Für sein System kombinierte er traditionelle Zimmermannstechnik wie Schwalbenschwanz- und Schlitz-Zapfen-Verbindungen (Hartholzdübel sorgen für zusätzliche Sicherung) mit zeitgenössischer Bautechnologie und computergestützten Abbundanlagen. Die dreidimensionalen Geometrien der Knotenpunkte wurden dabei parametrisch berechnet. Der Architekt unterteilte das Gebäude durch die durchgängige Trennung der Konstruktion zwischen Nutzungseinheiten in statisch unabhängige Abschnitte. Weil die Erschließung über einen mit einer Fuge getrennten und nicht aussteifenden Laubengang aus Stahlbeton erfolgt, musste davon unabhängig das statische System des Holzgebäudes dessen Lasteinwirkungen aufnehmen. Dabei wurden beispielsweise die Schubkräfte der mit schwalbenschwanzförmigen Holzverbindern (X-Fix) zu Scheiben verbundenen BSP-Deckenelemente in darunterliegende Unterzüge und einige wenige aussteifende Wandscheiben übertragen. Aus den Wänden werden die Lasten ebenfalls durch die X-Fix-Verbinder in die Stützen übertragen. Dadurch wirken auf diese Stützen sowohl Druck- als auch Zuglasten, die in der Ausbildung der Knoten am Geschossübergang und Bodenanschluss berücksichtigt wurden.

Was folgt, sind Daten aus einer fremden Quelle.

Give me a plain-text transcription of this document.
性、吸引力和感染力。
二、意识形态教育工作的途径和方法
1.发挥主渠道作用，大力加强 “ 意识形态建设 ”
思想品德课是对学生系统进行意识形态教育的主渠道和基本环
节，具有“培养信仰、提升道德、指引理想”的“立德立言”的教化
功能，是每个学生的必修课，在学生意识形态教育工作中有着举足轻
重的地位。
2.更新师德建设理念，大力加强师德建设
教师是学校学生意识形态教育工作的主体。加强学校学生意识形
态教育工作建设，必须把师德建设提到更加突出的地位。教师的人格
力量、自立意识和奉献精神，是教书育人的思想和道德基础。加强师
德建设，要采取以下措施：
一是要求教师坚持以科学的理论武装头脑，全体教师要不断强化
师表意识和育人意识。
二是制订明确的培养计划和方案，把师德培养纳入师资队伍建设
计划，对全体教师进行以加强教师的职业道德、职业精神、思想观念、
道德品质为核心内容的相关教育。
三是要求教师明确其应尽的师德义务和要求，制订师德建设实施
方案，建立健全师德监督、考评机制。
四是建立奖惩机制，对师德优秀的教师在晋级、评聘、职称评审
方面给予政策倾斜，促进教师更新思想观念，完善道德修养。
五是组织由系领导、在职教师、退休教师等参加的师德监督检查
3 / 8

Selbstverständlich achtete Drexler auch auf eine möglichst weitreichende Standardisierung und Vereinheitlichung von Tragwerk und Ausbau, auf die weitgehende Vorfertigung der Bauteile und die Reduzierung und Vereinfachung der Montageschritte auf der Baustelle.

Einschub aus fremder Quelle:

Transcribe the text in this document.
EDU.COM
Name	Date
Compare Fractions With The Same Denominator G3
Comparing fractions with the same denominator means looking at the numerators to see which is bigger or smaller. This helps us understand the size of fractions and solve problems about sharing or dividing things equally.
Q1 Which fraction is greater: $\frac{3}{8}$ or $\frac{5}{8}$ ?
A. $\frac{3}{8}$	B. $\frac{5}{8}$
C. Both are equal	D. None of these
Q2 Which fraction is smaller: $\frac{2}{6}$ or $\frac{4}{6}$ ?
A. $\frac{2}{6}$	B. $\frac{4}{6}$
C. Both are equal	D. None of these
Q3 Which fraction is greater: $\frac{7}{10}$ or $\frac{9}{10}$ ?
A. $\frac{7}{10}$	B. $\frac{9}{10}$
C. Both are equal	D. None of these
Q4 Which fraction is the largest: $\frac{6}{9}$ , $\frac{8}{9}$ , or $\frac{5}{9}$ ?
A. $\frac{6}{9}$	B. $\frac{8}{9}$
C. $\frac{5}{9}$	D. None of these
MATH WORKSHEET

Miete für 370 Euro plus Bildung

Das Collegium Academicum diente neben der Frankfurter Wohngruppe »Gemeinsam suffizient leben« und einer Wohngruppe um das »WohnWerk Mannheim« als Case Study des Forschungsprojekts. Die Baukosten des CA-Neubaus betrugen knapp 15 Mio. Euro (KG 300, 400), die Gesamtkosten 21 270 000 Euro (KG 100–700), wobei das Vorhaben von verschiedenen Institutionen gefördert wurde. Allein aus dem Programm »Variowohnungen« des Bundesinstituts für Bau-, Stadt- und Raumforschung kamen 2,19 Mio. Euro. Ergebnis aller Bemühungen um Wirtschaftlichkeit ist eine Miete von 375 Euro inklusive der Nebenkosten und Internetzugang. Dieser Betrag entspricht etwa der BAföG-Wohnkostenpauschale in Höhe von 380 Euro im WS 24/25, die freilich in kaum einer deutschen Hochschulstadt für ein WG-Zimmer reicht. Doch dem Collegium Academicum geht es um mehr als billiges Wohnen. Man will »gesellschaftliche, soziale und ökologische Verantwortung übernehmen«, »egalitär und inklusiv« und »basisdemokratisch und selbstverwaltet« sein, wie es auf der Homepage heißt. Man will »kritisch und kreativ denken«, »neue Wege gehen« und dabei »wertschätzend kommunizieren«.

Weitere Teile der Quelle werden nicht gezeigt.